Use of helical CT scanning, first proposed by Núñez et al. (33, 34) in the mid-1990s, has gained acceptance as a more accurate alternative to radiography for initial evaluation of the cervical spine (29, 32, 35, 36). Single detector CT scan has a sensitivity of 98% to 99% for fracture with a specificity of 93% (29, 34, 37). In addition to being more accurate, CT of the cervical spine may also be acquired more rapidly than radiography when performed on subjects who are to undergo CT of other body regions. In patients with minor injury, radiography may require only 10 minutes on average, but this time increases up to an hour in subjects with multiple injuries from major trauma (17). Núñez et al. (33) reported that time in the emergency department for major trauma patients was decreased when CT was used as the initial cervical spine imaging approach. Subsequent investigations have supported the time advantage of CT (35, 38).

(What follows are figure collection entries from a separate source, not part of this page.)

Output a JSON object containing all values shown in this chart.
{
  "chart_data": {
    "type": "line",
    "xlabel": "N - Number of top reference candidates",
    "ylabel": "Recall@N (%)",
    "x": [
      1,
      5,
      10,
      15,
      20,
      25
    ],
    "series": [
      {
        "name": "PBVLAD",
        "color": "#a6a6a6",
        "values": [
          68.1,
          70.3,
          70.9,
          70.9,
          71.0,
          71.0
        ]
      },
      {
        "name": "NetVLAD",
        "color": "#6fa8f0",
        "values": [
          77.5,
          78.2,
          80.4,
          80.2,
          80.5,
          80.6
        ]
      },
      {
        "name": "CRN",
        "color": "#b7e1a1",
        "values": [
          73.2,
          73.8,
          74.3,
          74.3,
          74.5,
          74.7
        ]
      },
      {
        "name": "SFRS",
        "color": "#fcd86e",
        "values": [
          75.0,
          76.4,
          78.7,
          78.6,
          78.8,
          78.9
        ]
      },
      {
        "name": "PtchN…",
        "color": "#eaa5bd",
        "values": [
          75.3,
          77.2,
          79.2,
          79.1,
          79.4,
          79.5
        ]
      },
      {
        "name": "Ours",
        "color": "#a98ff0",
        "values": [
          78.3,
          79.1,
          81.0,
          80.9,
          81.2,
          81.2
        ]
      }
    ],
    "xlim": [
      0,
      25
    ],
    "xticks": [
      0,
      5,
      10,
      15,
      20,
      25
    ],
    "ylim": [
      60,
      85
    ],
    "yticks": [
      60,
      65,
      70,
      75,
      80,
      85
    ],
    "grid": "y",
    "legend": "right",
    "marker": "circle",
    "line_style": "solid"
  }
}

Blackmore et al. (19, 28, 37, 39) provide a definition of appropriate subjects for use of CT through a combination of a clinical prediction rule and cost effectiveness analysis. Cost-effectiveness analysis is a health policy tool that balances the outcomes and dollar costs of differing approaches to patient care. Cost-effectiveness analysis is usually based on a theoretical computer model that includes all of the possible outcomes from a medical care decision, with the associated short- and long-term costs (40, 41). For the cervical spine, the cost-effectiveness model incorporates the choice between CT and radiography, with the probability that an injury is present, the probability that the injury will be missed by each imaging approach, and the effect on the patient of missed injury. In addition, the model considers the costs of the initial imaging, the costs of any further imaging tests induced by false positive studies, and the costs of any adverse outcomes resulting from missed injury (28).